Omnidirectional Movement A robot movement system that allows free motion in any direction without changing orientation

Computer Vision with OpenCV Computer vision library used to detect multiple colours and shapes useful for detecting balls

Autonomous Navigation The robot autonomously scans its environment, detects objects, and navigates towards them without human intervention.

ROS (Robot Operating System) A flexible framework for building robot applications, providing tools, libraries, and conventions to simplify the task of creating complex robot behaviors.

ESP32 Integration An integrated development environment for wireless communication, used to control the robot's movement and other hardware components.

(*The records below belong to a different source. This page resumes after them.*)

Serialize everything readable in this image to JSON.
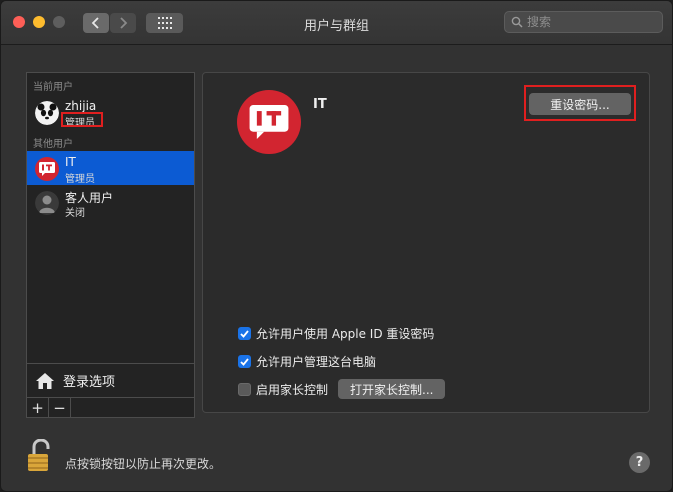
{
  "window": {
    "title": "用户与群组"
  },
  "search": {
    "placeholder": "搜索"
  },
  "sidebar": {
    "current_header": "当前用户",
    "other_header": "其他用户",
    "current_user": {
      "name": "zhijia",
      "role": "管理员"
    },
    "other_users": [
      {
        "name": "IT",
        "role": "管理员"
      },
      {
        "name": "客人用户",
        "role": "关闭"
      }
    ],
    "login_options": "登录选项",
    "add": "+",
    "remove": "−"
  },
  "main": {
    "user_name": "IT",
    "avatar_text": "IT",
    "reset_password": "重设密码...",
    "checkboxes": [
      {
        "label": "允许用户使用 Apple ID 重设密码",
        "checked": true
      },
      {
        "label": "允许用户管理这台电脑",
        "checked": true
      },
      {
        "label": "启用家长控制",
        "checked": false
      }
    ],
    "open_parental": "打开家长控制..."
  },
  "footer": {
    "lock_text": "点按锁按钮以防止再次更改。",
    "help": "?"
  },
  "colors": {
    "accent": "#0c5bd3",
    "brand_red": "#d22530",
    "highlight": "#e01f1f"
  }
}
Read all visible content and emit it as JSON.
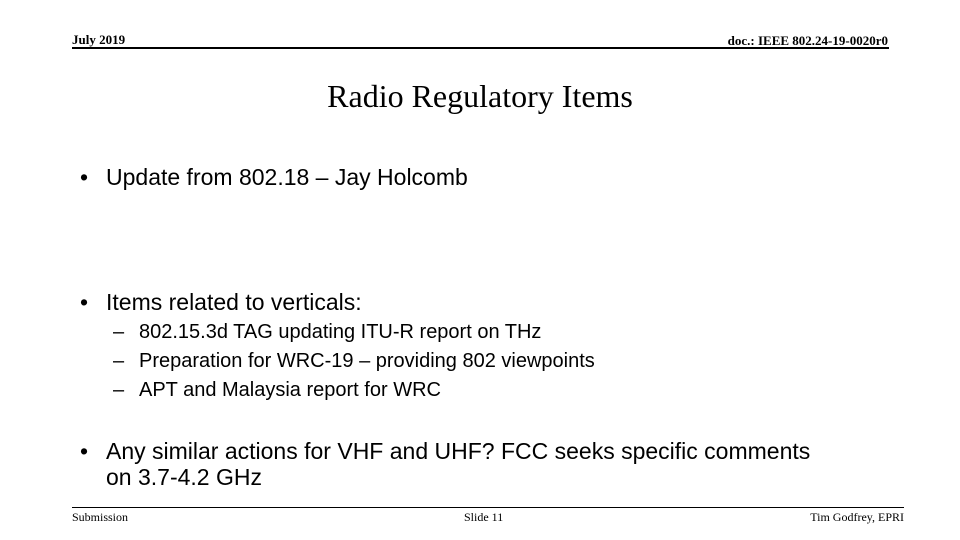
{
  "header": {
    "date": "July 2019",
    "doc_id": "doc.: IEEE 802.24-19-0020r0"
  },
  "slide": {
    "title": "Radio Regulatory Items",
    "bullet_glyph": "•",
    "dash_glyph": "–",
    "bullets": [
      {
        "text": "Update from 802.18 – Jay Holcomb"
      },
      {
        "text": "Items related to verticals:"
      },
      {
        "text": "Any similar actions for VHF and UHF?  FCC seeks specific comments on 3.7-4.2 GHz"
      }
    ],
    "sub_bullets": [
      {
        "text": "802.15.3d TAG updating ITU-R report on THz"
      },
      {
        "text": "Preparation for WRC-19 – providing 802 viewpoints"
      },
      {
        "text": "APT and Malaysia report for WRC"
      }
    ]
  },
  "footer": {
    "left": "Submission",
    "center": "Slide 11",
    "right": "Tim Godfrey, EPRI"
  }
}
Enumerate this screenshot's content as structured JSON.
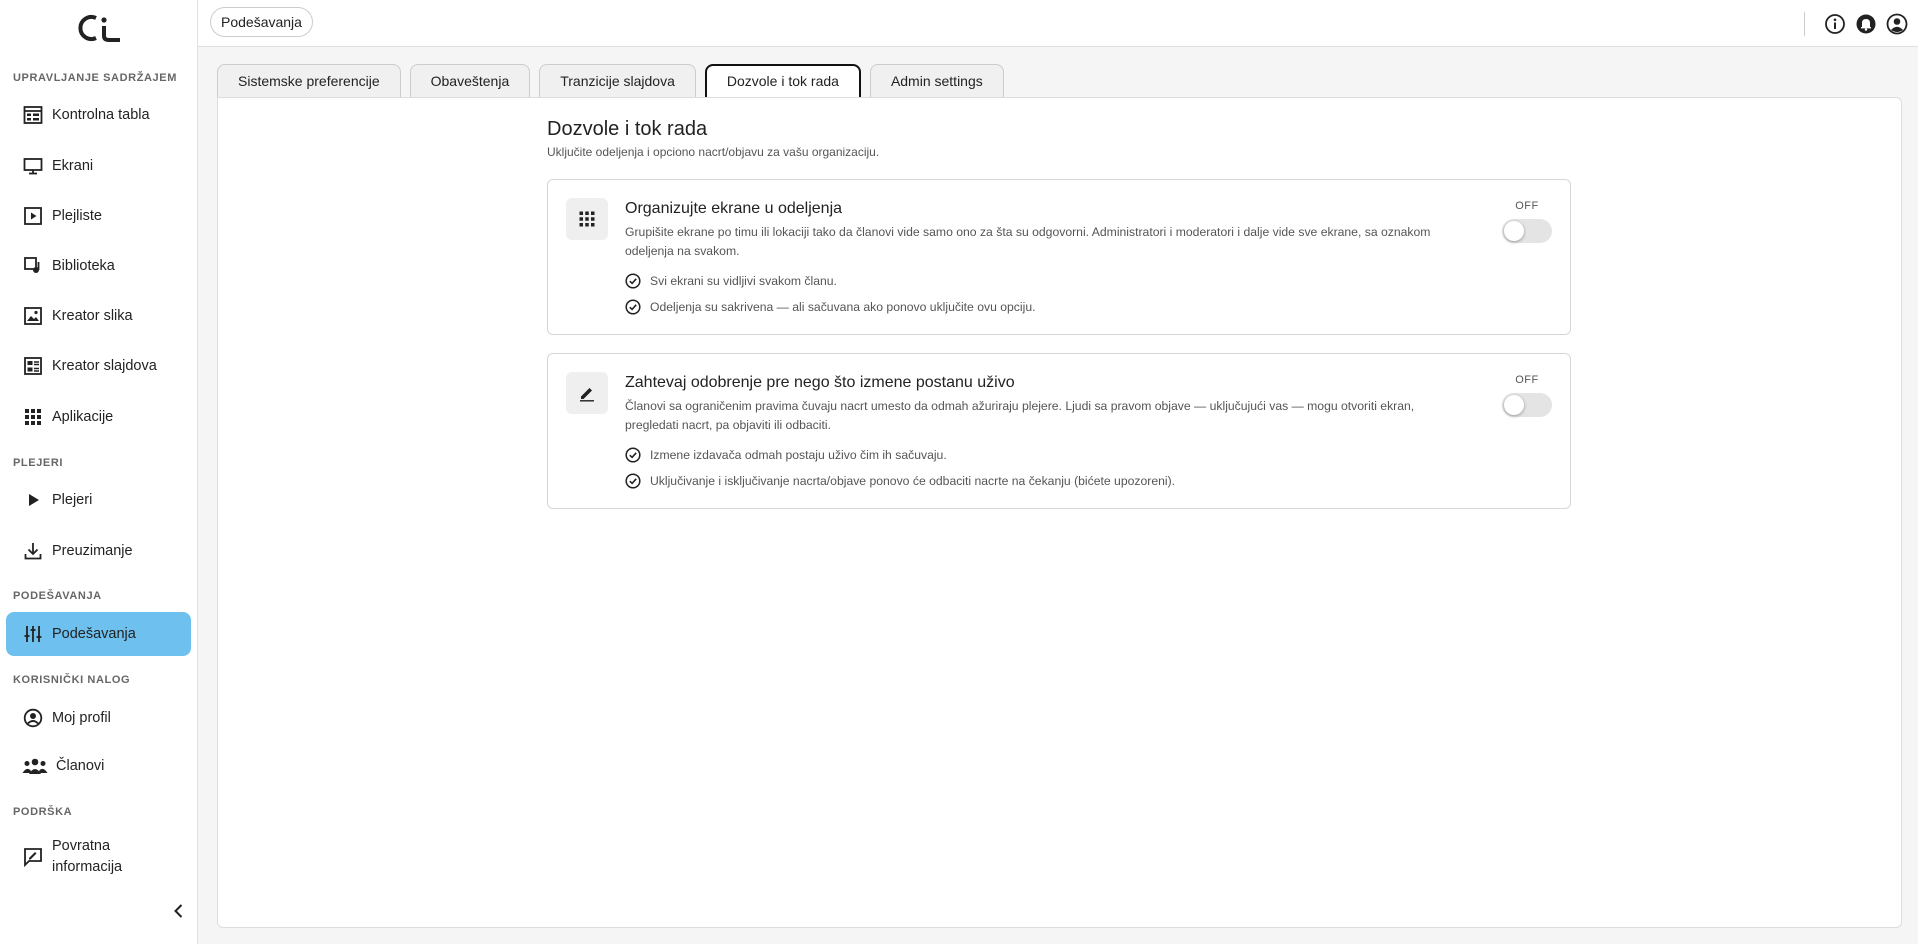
{
  "sidebar": {
    "sections": {
      "content": "UPRAVLJANJE SADRŽAJEM",
      "players": "PLEJERI",
      "settings": "PODEŠAVANJA",
      "account": "KORISNIČKI NALOG",
      "support": "PODRŠKA"
    },
    "items": {
      "dashboard": "Kontrolna tabla",
      "screens": "Ekrani",
      "playlists": "Plejliste",
      "library": "Biblioteka",
      "image_creator": "Kreator slika",
      "slide_creator": "Kreator slajdova",
      "apps": "Aplikacije",
      "players": "Plejeri",
      "download": "Preuzimanje",
      "settings": "Podešavanja",
      "profile": "Moj profil",
      "members": "Članovi",
      "feedback_line1": "Povratna",
      "feedback_line2": "informacija"
    },
    "active_color": "#6ec0ef"
  },
  "header": {
    "breadcrumb": "Podešavanja",
    "icons": [
      "info-icon",
      "notifications-icon",
      "account-icon"
    ]
  },
  "tabs": [
    {
      "label": "Sistemske preferencije",
      "active": false
    },
    {
      "label": "Obaveštenja",
      "active": false
    },
    {
      "label": "Tranzicije slajdova",
      "active": false
    },
    {
      "label": "Dozvole i tok rada",
      "active": true
    },
    {
      "label": "Admin settings",
      "active": false
    }
  ],
  "main": {
    "title": "Dozvole i tok rada",
    "subtitle": "Uključite odeljenja i opciono nacrt/objavu za vašu organizaciju.",
    "cards": [
      {
        "icon": "grid-icon",
        "title": "Organizujte ekrane u odeljenja",
        "description": "Grupišite ekrane po timu ili lokaciji tako da članovi vide samo ono za šta su odgovorni. Administratori i moderatori i dalje vide sve ekrane, sa oznakom odeljenja na svakom.",
        "checks": [
          "Svi ekrani su vidljivi svakom članu.",
          "Odeljenja su sakrivena — ali sačuvana ako ponovo uključite ovu opciju."
        ],
        "toggle_label": "OFF",
        "enabled": false
      },
      {
        "icon": "edit-icon",
        "title": "Zahtevaj odobrenje pre nego što izmene postanu uživo",
        "description": "Članovi sa ograničenim pravima čuvaju nacrt umesto da odmah ažuriraju plejere. Ljudi sa pravom objave — uključujući vas — mogu otvoriti ekran, pregledati nacrt, pa objaviti ili odbaciti.",
        "checks": [
          "Izmene izdavača odmah postaju uživo čim ih sačuvaju.",
          "Uključivanje i isključivanje nacrta/objave ponovo će odbaciti nacrte na čekanju (bićete upozoreni)."
        ],
        "toggle_label": "OFF",
        "enabled": false
      }
    ]
  }
}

CAD Hardware Design Using Onshape software to design and model the robot's physical components. This includes creating detailed 3D models of the omnidirectional base and the ball trapping mechanism.

Approach and Workflow

  1. Design the robot and trapping mechanism using CAD Plan the overall structure, including the omnidirectional base and ball trapping mechanism. Using Onshape to design the hardware components, ensuring proper fit, functionality, and ease of assembly. The CAD models will help visualize the design and facilitate adjustments before physical construction.
  2. Develop color detection code in OpenCV Create a color detection algorithm using OpenCV in Python. Fine-tune the code to detect specific colored balls, handling variations in lighting conditions for accurate detection.
  3. Perform virtual testing in Gazebo and RViz Simulate robot movement and vision systems using Gazebo and RViz. Test the initial models in the virtual environment to verify navigation, detection, and overall system performance.
  4. Build the physical robot and test communication Construct the physical robot, assembling the omnidirectional base, sensors, and ball trapping mechanism. Test communication between controllers (Jetson and ESP32) to ensure smooth operation.
  5. Conduct error analysis and refine the system Analyze errors from physical testing, addressing issues such as vision inaccuracies, movement delays, or mechanical faults in wheel power/movement. Try and improve performance and reliability.